Malgré les dernières pluies et leur impact positif sur la campagne agricole, la Banque mondiale maintient inchangées ses prévisions de croissance pour le Maroc. Dans son dernier «Rapport de suivi de la situation économique au Moyen-Orient et en Afrique du Nord (MENA)», publiée dans la nuit du 16 avril, l’institution de Bretton Woods table sur une augmentation de 3% du produit intérieur brut (PIB) marocain en 2018, soit 0,1 point de moins que la moyenne de la région MENA (3,1%). Pour la Banque, cette prévision pour le Maroc s’explique, d’une part, par la production céréalière qui retombera à son niveau moyen et, d’autre part, par le taux de croissance du PIB non agricole qui demeurera de 3% en l’absence de réformes structurelles plus décisives.
En clair, l’Institution estime que le modèle de croissance marocain montre des signes de faiblesse, «car sa viabilité est compromise par des obstacles qui pourraient, à divers degrés, entraver la poursuite des progrès». Aux yeux des économistes de la Banque mondiale, le modèle fondé sur la demande intérieure, en particulier l’investissement public, risque de ne pas produire de résultats en l’absence d’une forte augmentation de retombées positives des investissements et de la productivité. «La croissance observée au cours des 20 dernières années a essentiellement résulté de l’accumulation de capitaux publics, parfois dans le cadre d’opérations conjointes donnant lieu à des investissements étrangers directs dans les entreprises d’État qu’il sera difficile de soutenir sans accroissement de la productivité locale des facteurs», soulignent les experts de l’Institution. «Il importe donc que le Maroc s’oriente vers un modèle tiré dans une plus large mesure par les exportations, dans lequel le secteur privé joue un rôle plus important en tant que promoteur de la croissance et de l’emploi», préconisent-ils. En attendant de changement de modèle, l’économie marocaine n’a pas les capacités nécessaires pour générer une croissance inclusive, selon la Banque mondiale. Pour elle, la lenteur de la création d’emplois et les obstacles à l’entrée sont à l’origine de l’important chômage des jeunes et des personnes instruites.

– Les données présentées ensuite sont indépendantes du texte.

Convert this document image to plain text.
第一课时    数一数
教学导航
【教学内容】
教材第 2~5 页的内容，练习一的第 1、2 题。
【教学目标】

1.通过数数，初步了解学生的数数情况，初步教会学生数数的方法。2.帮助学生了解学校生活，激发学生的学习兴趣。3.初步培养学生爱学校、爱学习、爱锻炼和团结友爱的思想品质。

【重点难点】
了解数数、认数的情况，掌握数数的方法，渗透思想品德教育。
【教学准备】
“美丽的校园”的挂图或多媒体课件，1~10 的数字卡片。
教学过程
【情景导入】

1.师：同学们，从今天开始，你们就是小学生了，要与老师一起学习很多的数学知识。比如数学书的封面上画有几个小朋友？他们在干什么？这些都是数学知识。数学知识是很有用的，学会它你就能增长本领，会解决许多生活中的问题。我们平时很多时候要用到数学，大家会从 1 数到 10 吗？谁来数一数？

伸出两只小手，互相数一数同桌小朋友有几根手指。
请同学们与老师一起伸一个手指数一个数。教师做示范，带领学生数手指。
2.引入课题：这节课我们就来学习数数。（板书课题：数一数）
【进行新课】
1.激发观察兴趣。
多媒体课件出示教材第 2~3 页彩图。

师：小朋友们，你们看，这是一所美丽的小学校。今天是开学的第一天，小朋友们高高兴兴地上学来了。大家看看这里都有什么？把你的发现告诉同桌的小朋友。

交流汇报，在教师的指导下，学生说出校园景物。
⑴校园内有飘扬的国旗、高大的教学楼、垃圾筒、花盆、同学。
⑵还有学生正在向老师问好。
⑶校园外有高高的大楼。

La population en âge de travailler augmente de 300.000 personnes par an, les 129.000 emplois créés, pour une meilleure année, ne suffisent pas. Le taux de chômage des jeunes est deux fois plus élevé que celui de la population totale. Il s’est aggravé dans les zones urbaines depuis la crise financière pour passer de 31,3% en 2010 à 41% en 2016. «La persistance des facteurs de vulnérabilité et le manque d’inclusion continuent d’être les principaux défis que doit surmonter l’économie marocaine. Ils sont étroitement liés à l’absence d’institutions du marché inclusives et contestables, aux défaillances de la gouvernance du secteur public et au manque de formation de capital humain et de possibilités de trouver des emplois productifs ou de monter des entreprises dans des zones urbaines», estiment les économistes de la Banque. Pour conclure, les perspectives économiques du Maroc devraient s’améliorer à moyen terme (3,5% en 2019 et 3,7% en 2020) «à condition que les autorités demeurent déterminées à poursuivre des réformes approfondies et générales». Cela porte notamment sur la poursuite du rééquilibrage des finances publiques, la souplesse de la gestion du régime de change ainsi que la mise en œuvre de réformes structurelles dans des domaines essentiels. Entre autres, il est recommandé une réforme fiscale généralisée, avec la réduction des exonérations, des taux d’imposition des sociétés ainsi que le renforcement du recouvrement des contributions fiscales des personnes travaillant pour leur propre compte et les professions libérales. À noter que les prévisions de la Banque mondiale pour le Maroc en 2018 se situent entre celles des institutions nationales et internationales, dont 2,8% prévus par le HCP, 3,1% par le Fonds monétaire international et la Banque africaine de développement, 3,2% par le gouvernement et 3,3% par Bank Al-Maghrib et le Centre marocain de conjoncture.